Ripropongo qui per esteso l’intervista condotta da Gabriele Bindi e già uscita sul numero di marzo 2023 del mensile Terra Nuova. Inizio con il paragrafo introduttivo (ometto la mia presentazione); di seguito le domande di Bindi e le mie risposte. Ringrazio la testata per l'autorizzazione alla riproduzione. Buona lettura!
[…] Con questa intervista ci interroghiamo sulle difficili sfide del nostro tempo, dalla digitalizzazione al conformismo sociale, confrontandoci con un punto di vista scomodo, che non lascia spazio a scorciatoie e a soluzioni rabberciate. Secondo l’analisi di Bukowski, non saranno le nostre singole azioni virtuose a cambiare il mondo, anche se in un certo senso ci aiutano a comprenderne le contraddizioni.
La prima domanda è sulla gestione della pandemia. Se volessimo trarne qualche conclusione, che cosa ci ha insegnato questo periodo?

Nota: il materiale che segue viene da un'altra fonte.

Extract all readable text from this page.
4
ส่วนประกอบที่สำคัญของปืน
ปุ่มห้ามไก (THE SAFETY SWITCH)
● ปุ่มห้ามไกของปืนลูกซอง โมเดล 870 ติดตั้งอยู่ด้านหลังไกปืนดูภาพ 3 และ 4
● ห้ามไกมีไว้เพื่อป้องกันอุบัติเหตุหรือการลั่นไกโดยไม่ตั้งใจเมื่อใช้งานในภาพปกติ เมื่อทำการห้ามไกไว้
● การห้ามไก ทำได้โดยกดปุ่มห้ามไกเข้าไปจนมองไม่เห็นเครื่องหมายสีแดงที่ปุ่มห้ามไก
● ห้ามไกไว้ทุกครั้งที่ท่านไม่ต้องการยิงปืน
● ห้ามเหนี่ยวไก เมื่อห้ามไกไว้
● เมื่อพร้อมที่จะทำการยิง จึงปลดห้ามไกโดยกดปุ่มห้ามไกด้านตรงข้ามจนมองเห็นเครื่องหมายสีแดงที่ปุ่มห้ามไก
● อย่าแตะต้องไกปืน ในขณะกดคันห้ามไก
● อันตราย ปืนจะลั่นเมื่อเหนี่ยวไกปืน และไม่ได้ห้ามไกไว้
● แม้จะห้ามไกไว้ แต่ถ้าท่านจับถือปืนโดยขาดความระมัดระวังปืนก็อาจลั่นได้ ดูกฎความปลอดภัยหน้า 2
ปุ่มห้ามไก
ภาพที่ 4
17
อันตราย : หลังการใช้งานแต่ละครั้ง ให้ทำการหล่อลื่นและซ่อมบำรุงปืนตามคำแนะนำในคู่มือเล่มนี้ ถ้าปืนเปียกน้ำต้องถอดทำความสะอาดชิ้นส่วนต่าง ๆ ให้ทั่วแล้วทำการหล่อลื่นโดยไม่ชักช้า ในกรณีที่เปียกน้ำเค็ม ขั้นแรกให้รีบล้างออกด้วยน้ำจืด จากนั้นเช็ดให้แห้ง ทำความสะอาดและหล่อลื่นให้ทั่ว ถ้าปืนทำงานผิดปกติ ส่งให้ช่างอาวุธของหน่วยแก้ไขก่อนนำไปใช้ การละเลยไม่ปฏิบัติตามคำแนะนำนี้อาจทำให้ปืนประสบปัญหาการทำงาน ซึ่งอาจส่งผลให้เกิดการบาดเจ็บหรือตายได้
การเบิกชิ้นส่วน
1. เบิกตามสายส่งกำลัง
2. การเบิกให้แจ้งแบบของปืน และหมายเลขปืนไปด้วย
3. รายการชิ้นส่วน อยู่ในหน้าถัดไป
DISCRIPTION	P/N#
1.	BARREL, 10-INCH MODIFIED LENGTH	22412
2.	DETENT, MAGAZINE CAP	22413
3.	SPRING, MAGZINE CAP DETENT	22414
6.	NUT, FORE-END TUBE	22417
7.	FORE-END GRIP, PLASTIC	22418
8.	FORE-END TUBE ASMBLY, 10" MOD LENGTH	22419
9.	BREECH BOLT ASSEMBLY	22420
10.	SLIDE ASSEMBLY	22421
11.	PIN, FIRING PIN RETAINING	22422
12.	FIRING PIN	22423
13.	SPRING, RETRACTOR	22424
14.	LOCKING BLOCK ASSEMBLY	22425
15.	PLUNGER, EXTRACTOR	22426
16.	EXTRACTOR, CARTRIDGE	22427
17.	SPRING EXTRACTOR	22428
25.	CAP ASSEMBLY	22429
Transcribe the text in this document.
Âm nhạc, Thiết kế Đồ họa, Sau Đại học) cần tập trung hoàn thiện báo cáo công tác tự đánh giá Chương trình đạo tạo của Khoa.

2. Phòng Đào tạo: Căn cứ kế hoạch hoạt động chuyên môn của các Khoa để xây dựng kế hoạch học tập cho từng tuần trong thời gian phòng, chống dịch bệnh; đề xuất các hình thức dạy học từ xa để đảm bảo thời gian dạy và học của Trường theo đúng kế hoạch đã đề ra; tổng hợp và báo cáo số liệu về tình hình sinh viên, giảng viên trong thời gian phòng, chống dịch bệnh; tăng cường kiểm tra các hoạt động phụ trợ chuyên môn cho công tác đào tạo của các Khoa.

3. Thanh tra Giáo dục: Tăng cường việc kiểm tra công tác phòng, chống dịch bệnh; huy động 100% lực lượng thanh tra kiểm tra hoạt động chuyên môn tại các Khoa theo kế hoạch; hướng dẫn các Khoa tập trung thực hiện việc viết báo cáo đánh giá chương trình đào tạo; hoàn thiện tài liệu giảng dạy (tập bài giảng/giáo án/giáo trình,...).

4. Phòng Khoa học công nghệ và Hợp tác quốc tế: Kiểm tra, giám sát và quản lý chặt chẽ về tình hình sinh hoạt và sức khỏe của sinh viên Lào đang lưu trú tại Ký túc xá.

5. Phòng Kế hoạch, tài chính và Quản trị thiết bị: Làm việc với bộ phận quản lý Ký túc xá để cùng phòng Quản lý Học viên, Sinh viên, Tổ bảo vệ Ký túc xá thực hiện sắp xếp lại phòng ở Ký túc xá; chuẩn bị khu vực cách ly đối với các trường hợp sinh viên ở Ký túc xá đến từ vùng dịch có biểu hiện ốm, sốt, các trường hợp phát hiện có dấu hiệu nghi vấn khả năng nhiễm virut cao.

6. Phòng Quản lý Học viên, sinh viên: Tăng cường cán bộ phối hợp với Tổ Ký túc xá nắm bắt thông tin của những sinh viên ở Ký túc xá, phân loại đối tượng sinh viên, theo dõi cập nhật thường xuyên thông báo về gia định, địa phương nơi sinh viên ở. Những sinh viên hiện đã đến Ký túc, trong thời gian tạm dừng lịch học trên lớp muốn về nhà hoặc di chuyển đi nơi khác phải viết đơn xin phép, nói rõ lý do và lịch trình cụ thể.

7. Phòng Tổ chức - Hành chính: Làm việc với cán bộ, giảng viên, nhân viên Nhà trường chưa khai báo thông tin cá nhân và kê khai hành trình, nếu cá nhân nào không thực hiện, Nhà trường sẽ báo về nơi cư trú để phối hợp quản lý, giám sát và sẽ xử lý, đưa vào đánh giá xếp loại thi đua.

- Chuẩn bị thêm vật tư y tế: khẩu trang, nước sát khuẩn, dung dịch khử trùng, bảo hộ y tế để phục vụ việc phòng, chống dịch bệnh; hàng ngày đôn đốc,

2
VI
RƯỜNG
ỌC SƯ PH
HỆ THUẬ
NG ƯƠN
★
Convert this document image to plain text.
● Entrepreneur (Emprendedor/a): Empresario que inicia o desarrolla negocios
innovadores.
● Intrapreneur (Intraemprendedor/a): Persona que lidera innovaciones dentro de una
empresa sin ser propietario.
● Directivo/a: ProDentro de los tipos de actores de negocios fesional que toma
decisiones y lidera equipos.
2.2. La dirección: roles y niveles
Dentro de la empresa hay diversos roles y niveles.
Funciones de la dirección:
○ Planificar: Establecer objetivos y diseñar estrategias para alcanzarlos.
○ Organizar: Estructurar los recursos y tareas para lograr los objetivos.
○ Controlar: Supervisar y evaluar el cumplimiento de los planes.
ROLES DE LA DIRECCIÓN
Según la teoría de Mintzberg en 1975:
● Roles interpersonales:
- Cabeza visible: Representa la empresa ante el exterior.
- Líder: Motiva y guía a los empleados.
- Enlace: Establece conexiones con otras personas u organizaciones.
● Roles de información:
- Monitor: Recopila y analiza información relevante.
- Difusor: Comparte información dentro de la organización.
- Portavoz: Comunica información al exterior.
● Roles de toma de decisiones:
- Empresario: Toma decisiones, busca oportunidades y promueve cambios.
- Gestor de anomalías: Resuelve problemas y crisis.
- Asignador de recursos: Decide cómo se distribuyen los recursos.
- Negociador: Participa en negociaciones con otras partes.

Credi che avrà delle conseguenze a lungo termine?
Nel periodo in cui la censura era più forte mi sono attestato e in parte arrestato, come altri, alla critica della "gestione della pandemia". Ma non si tratta solo della gestione, quanto della definizione di pandemia, della definizione di cosa siano malattia e di salute, nonché del socialmente possibile, e che di lì in avanti include anche il chiudere in casa intere popolazioni. Non c'è dubbio che il potere economico e politico, con la sua duplice volontà di controllo e di profitto illimitati, saprà spremere ogni vantaggio dalla posizione taumaturgica che, del tutto immeritatamente, è riuscito a conquistare. Questa è la tragica eredità del tempo pandemico, contro la quale stentano gli anticorpi - anche se, quasi miracolosamente, non sono del tutto assenti.
Libertà e sicurezza sembrano due concetti diventati inconciliabili. Stiamo andando in una società sempre più irrigimentata e quindi meno libera?
Stiamo andando verso una società, anzi già vi siamo, in cui vigono sistemi normativi diversi da quello precedente, nei quali si perdono garanzie che davamo fin qui per scontate. I reati di opinione, per esempio, ovvero le opinioni difformi su temi sensibili come salute, sessualità, identità, religione, eutanasia... sono spesso puniti da un mobbing spietato, pur essendo formalmente estranei al diritto penale. Questo è indice dell'emergere di un sistema normativo retto, piuttosto che dallo Stato, dai meccanismi e dagli algoritmi dei social. Da parte suo lo Stato, pur concedendo qualcosa sul piano operativo e propagandistico a questo nuovo conformismo sociale, si concentra soprattutto su obiettivi capitalistici e digitali (le due cose, in questa fase storica, coincidono). La grande novità è che neppure lo Stato legifera in modo diretto su questi temi, ma agisce piuttosto con pressioni comportamentali, il cosiddetto nudging (tecnica volta a indurre verso azioni e comportamenti senza un’imposizione diretta, ndr). C'è un sorta di rispecchiamento tra alto e basso, in questo: nudging e mobbing si completano a vicenda. Lo Stato non ti dice, per esempio: "è obbligatorio" questo o quel dispositivo di comunicazione, oppure "è vietato" non avere un'identità digitale. Semplicemente lo Stato ti impedisce di vivere senza, ma senza neppure iscriverlo nei suoi codici. Di fronte a una trasformazione di tale portata parole come "libertà" e "sicurezza", che erano invece legate al diritto positivo, non hanno più il valore che davamo loro ieri.